You can apply your own stylesheets as you like. All of the documentation is online, as well. And all of that, as I think, is compiled with mandoc as well.


Firstly, it should be noted that there is more than one program called man2html.

One utility called man2html is a C program originaly written in the late 1990's by Richard Verhoeven at the Eindhoven University of Technology in the late 1990's. The program has substantially quirky internals. However, it has the advantage that it works with the raw man page source, rather than troff or nroff output. This program was added to Frederico Lucifredi's man suite.

The program understands the semantics of the man and mandoc macros, and outputs a reasonable HTML structure. For instance when you use indented paragraphs, like this:

.IP word
Definition of
word.
.RS

the program will put out a HTML definition list.

I maintain one very large man page (most of a megabyte of source, and nearly 400 pages long, when converted to letter size PDF by groff):

$ ls -l txr.1
-rw-rw-r-- 1 kaz kaz 980549 Jan  3 11:38 txr.1

When I needed to convert this to HTML, some five years ago, the only thing I found which did a reasonable job was the man2html C program, plus post-processing of its output to "season to taste".

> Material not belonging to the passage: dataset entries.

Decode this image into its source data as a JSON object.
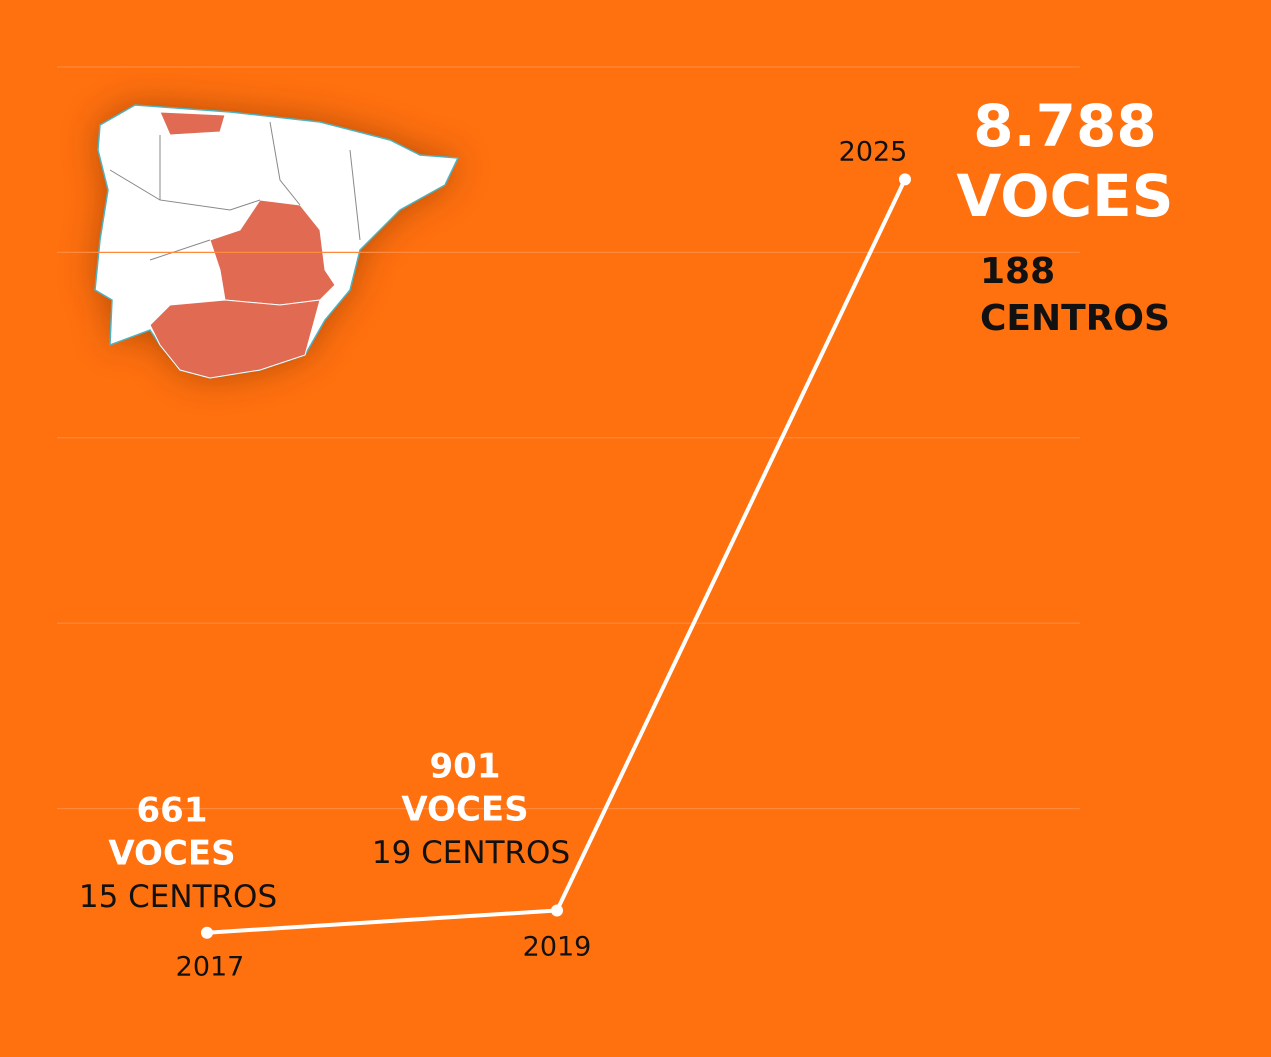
{
  "chart_data": {
    "type": "line",
    "categories": [
      "2017",
      "2019",
      "2025"
    ],
    "values": [
      661,
      901,
      8788
    ],
    "value_labels": [
      "661",
      "901",
      "8.788"
    ],
    "unit": "VOCES",
    "centros": [
      15,
      19,
      188
    ],
    "centros_unit": "CENTROS",
    "color": "#ffffff",
    "ylim": [
      0,
      10000
    ],
    "yticks": [
      2000,
      4000,
      6000,
      8000,
      10000
    ],
    "grid": true
  }
}
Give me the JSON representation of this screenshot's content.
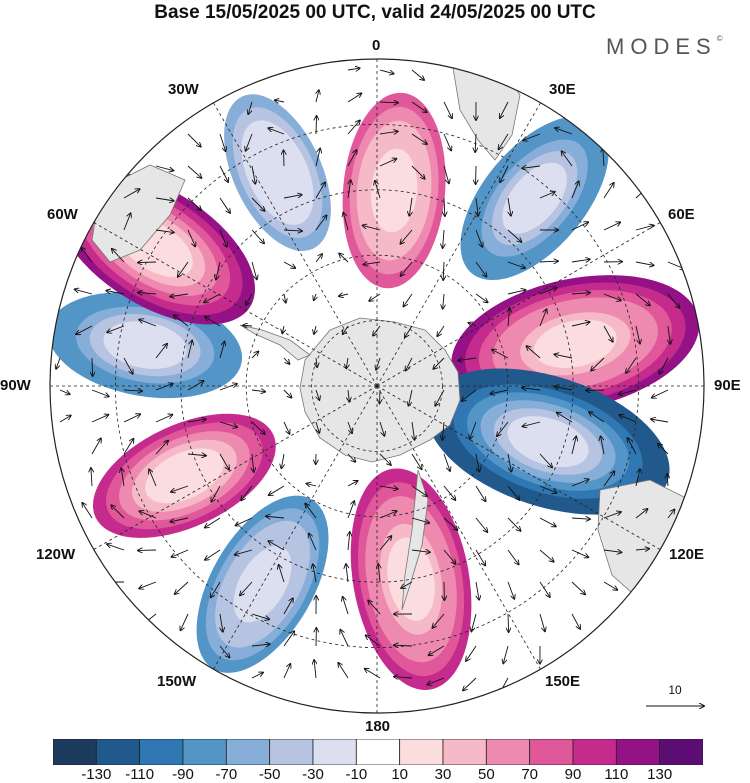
{
  "title": "Base 15/05/2025 00 UTC, valid 24/05/2025 00 UTC",
  "brand": "MODES",
  "brand_mark": "©",
  "longitude_labels": {
    "lon_0": "0",
    "lon_30e": "30E",
    "lon_60e": "60E",
    "lon_90e": "90E",
    "lon_120e": "120E",
    "lon_150e": "150E",
    "lon_180": "180",
    "lon_150w": "150W",
    "lon_120w": "120W",
    "lon_90w": "90W",
    "lon_60w": "60W",
    "lon_30w": "30W"
  },
  "reference_vector": {
    "label": "10"
  },
  "colorbar": {
    "ticks": [
      "-130",
      "-110",
      "-90",
      "-70",
      "-50",
      "-30",
      "-10",
      "10",
      "30",
      "50",
      "70",
      "90",
      "110",
      "130"
    ],
    "colors": [
      "#1d3b5c",
      "#22598d",
      "#2f78b3",
      "#5495c8",
      "#86aed9",
      "#b6c4e2",
      "#dcdff0",
      "#ffffff",
      "#fbdcdf",
      "#f6b9c8",
      "#ee89b0",
      "#e0579a",
      "#c52b8c",
      "#951286",
      "#5c0e75"
    ]
  },
  "map_data": {
    "projection": "south-polar-stereographic",
    "fields": [
      {
        "lon": 5,
        "colat": 0.6,
        "value": 80
      },
      {
        "lon": 40,
        "colat": 0.75,
        "value": -90
      },
      {
        "lon": 78,
        "colat": 0.62,
        "value": 120
      },
      {
        "lon": 108,
        "colat": 0.55,
        "value": -130
      },
      {
        "lon": 170,
        "colat": 0.6,
        "value": 100
      },
      {
        "lon": -150,
        "colat": 0.7,
        "value": -80
      },
      {
        "lon": -115,
        "colat": 0.65,
        "value": 90
      },
      {
        "lon": -80,
        "colat": 0.72,
        "value": -90
      },
      {
        "lon": -58,
        "colat": 0.8,
        "value": 110
      },
      {
        "lon": -25,
        "colat": 0.72,
        "value": -60
      }
    ]
  },
  "colors": {
    "land": "#e6e6e6",
    "coast": "#777777",
    "grid": "#222222"
  }
}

Eventually, I wanted a much better quality HTML document, so I started writing troff macros. The limitations of the C program became painfully apparent, so I forked it. On my git site, you can find a git repo with 30 patches to man2html. These patches fix a number of bugs, and enhance the program with a much improved ability to interpret troff macros, conditionals, loops and other constructs. I also added a M2 register by means of which you can write code which detects that it's running under man2html and can conditionally do some things differently (scroll down for an example). As well, I added a .M2SS command which lets you emit a custom HTML header section.

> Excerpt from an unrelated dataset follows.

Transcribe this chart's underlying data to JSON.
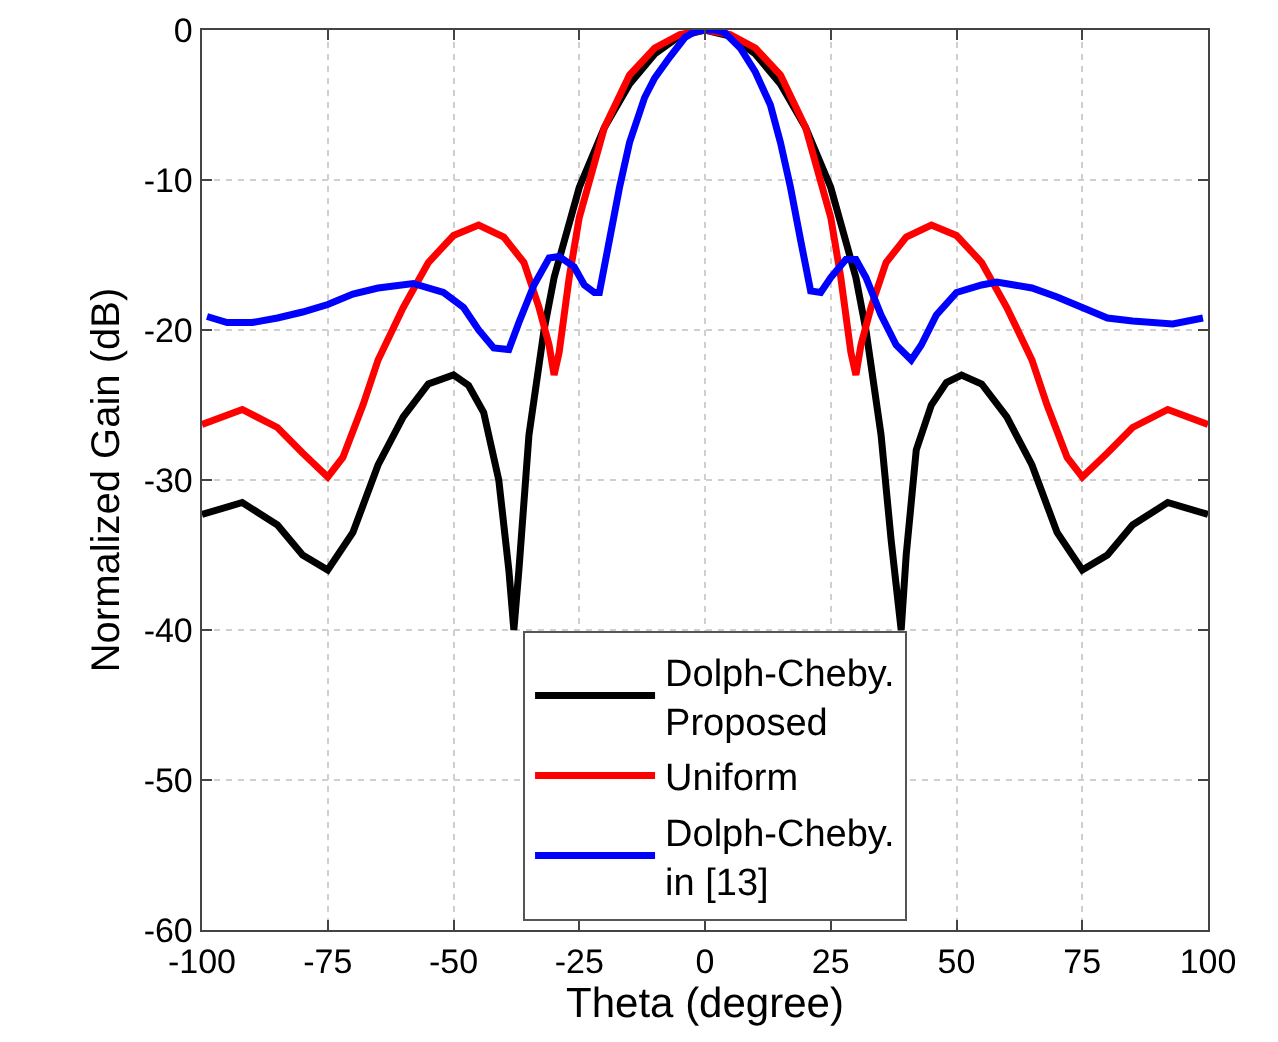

My large manpage is hosted here. This is produced with man2html, post-processed by my genman.txr program, which rearranges the sections, and adds hyper-links throughout the document. It also rewrites the internal links in the table of contents to be stable URLs (based on hashing rather than arbitrary enumeration) and makes the table of contents collapsible via some Javascript.

The exact commands used by my Makefile:

man2html txr.1 | ./txr genman.txr - > txr-manpage.html
tbl txr.1 | pdfroff -man --no-toc - > txr-manpage.pdf

For an example of how the output is conditionally different between HTML and nroff we can look at a section of the man output:

       9.19.4 Macro defstruct

       Syntax:

                (defstruct {<name> | (<name> <arg>*)} <super>
                   <slot-specifier>*)

              The  defstruct  macro defines a new structure type and registers
              it under <name>, which must be a bindable symbol,  according  to
              the  bindable  function. Likewise, the name of every <slot> must
              also be a bindable symbol.

Above, note how parameters are denoted in <angle> <brackets>. In the HTML version, they appear in italics.

The syntax section appears in the source code like this:

.coNP Macro @ defstruct
.synb
.mets (defstruct >> { name | >> ( name << arg *)} < super
.mets \ \  << slot-specifier *)
.syne

which is all custom macros defined in the same document. Under .mets, < b means b is a meta-syntactic variable. >> a b means a is a concrete syntax, next to which is the meta-syntactic b without any intervening space, and <> a b c means b is a meta-syntactic crunched between a and c literals.

My improved version of man2html understands the fairly complicated macro which implements these markup conventions.

Also, note how the manual has automatically numbered sections: that's all done by troff code, which man2html understands.